Люсьен продолжал говорить: эпоха требует отрешенности, одиночества, мужества. Семейный уют — предательство. Жаннет не возражала. Ее оживление спало.

Они молча вышли и свернули с Елисейских полей в узкую, темную улицу. Вдруг на углу, возле аптеки, Жаннет остановилась. В освещенном огне стоял большой зеленый шар, и лицо Жаннет, облитое изумрудным светом, казалось мертвым. Она спокойно сказала:

— Я беременна. Придется теперь искать доктора...

Люсьен почувствовал жалость, острую, как боль. Он пробормотал:

— Может быть, не нужно?

Жаннет резко рассмеялась:

— Нет, ты мне все объяснил и убедил — «не та эпоха...»

Люсьен быстро успокоился, и это вывело из себя Жаннет.
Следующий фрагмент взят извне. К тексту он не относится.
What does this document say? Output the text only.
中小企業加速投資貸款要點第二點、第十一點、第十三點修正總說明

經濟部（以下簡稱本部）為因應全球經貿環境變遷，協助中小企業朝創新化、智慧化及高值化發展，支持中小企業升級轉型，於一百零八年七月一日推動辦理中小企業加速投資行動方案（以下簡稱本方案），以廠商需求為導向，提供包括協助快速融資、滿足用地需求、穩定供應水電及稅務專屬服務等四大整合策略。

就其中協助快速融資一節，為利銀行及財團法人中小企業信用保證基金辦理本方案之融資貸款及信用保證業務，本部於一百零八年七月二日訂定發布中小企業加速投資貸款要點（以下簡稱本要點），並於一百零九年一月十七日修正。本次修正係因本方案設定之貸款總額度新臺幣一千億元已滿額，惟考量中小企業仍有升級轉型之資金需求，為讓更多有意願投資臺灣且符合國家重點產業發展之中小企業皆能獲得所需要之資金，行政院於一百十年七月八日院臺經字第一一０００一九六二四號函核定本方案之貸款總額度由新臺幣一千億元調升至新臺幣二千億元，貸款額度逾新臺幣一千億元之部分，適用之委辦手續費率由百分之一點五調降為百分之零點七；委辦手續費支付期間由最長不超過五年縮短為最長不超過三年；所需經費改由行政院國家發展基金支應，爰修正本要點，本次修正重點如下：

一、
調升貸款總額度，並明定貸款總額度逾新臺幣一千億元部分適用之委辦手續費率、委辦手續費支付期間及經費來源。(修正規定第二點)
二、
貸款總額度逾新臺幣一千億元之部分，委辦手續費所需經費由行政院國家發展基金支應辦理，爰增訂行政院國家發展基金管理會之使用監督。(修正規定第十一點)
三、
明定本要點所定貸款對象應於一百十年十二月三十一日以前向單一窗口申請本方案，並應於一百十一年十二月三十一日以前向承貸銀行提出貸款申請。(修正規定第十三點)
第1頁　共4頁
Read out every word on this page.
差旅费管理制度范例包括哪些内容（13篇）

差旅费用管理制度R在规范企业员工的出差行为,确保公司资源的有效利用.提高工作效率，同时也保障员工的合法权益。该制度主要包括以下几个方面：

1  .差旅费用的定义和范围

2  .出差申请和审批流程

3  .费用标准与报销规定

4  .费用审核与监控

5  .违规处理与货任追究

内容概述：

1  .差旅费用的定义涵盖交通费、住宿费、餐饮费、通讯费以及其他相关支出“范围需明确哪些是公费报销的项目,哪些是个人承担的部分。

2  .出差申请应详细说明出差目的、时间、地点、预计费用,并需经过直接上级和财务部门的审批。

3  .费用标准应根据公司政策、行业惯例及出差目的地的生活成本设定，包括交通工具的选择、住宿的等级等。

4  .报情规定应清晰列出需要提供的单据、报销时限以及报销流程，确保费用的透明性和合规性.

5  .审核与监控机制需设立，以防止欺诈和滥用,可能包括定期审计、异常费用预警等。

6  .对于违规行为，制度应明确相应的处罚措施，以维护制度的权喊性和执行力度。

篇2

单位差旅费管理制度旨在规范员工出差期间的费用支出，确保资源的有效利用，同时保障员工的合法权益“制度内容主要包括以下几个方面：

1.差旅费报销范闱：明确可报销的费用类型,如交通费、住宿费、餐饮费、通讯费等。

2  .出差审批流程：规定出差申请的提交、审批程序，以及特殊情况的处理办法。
Все тем же деланно веселым голосом она сказала:

— Не огорчайся: не от тебя...

— Как? Я не понимаю...

— Когда я ездила на гастроли. В Виши... Рядом ночевал один актер, а у меня дверь не запиралась, задвижка была испорчена. Вот и все. Теперь ты понял.

Она рукой остановила такси. Он крикнул:

— Погоди! Я провожу тебя.

— Не нужно. Одиночество и мужество — кажется, ты так сказал? Спокойной ночи!

Люсьен сразу почувствовал, что Жаннет сказала неправду. Актер? Задвижка? Слишком нелепо! Но, может быть, с Андре?.. Она в кафе не сводила с него глаз. Он тоже... И потом — спросила, почему он не позвал Андре... Конечно, Андре!

Площадь Конкорд после дождя блестела, как паркет парадного салона; автомобили оставляли на синеватом асфальте оранжевые и багровые следы. Большие фонари походили на светящиеся растения. Из парка Тюльери доносились запахи мокрой земли, деревьев, весны. Казалось, все вокруг было создано для праздника; но во всем была легкая тревога, неуверенность. Старая проститутка, густо нарумяненная, окликнула Люсьена. Он ускорил шаг. Вдруг на набережной он остановился: он вспомнил глаза Жаннет — у аптеки... Такие глаза были у Лагранжа, когда он сказал Люсьену: «Не спорь, я знаю, что это гангрена». Люсьен побежал назад, на площадь, он поехал к Жаннет.

Она лежала, уткнувшись головой в подушку, и плакала. Рядом валялась большая тряпичная кукла. Жаннет плакала от обиды: как мог Люсьен поверить ее глупой выдумке? Она плакала от его бесчувственности, от одиночества. Было в ней и большее горе, но от него она не могла плакать. Это горе уничтожало слова и придавало глазам то выражение безысходности, которое возле аптеки напугало Люсьена. Она ведь утром еще верила в возможность счастья...

Когда Люсьен вошел, Жаннет перестала плакать, она напудрилась и тихо сказала:

— Знаешь, Люсьен, что самое страшное?.. Я тебя не люблю.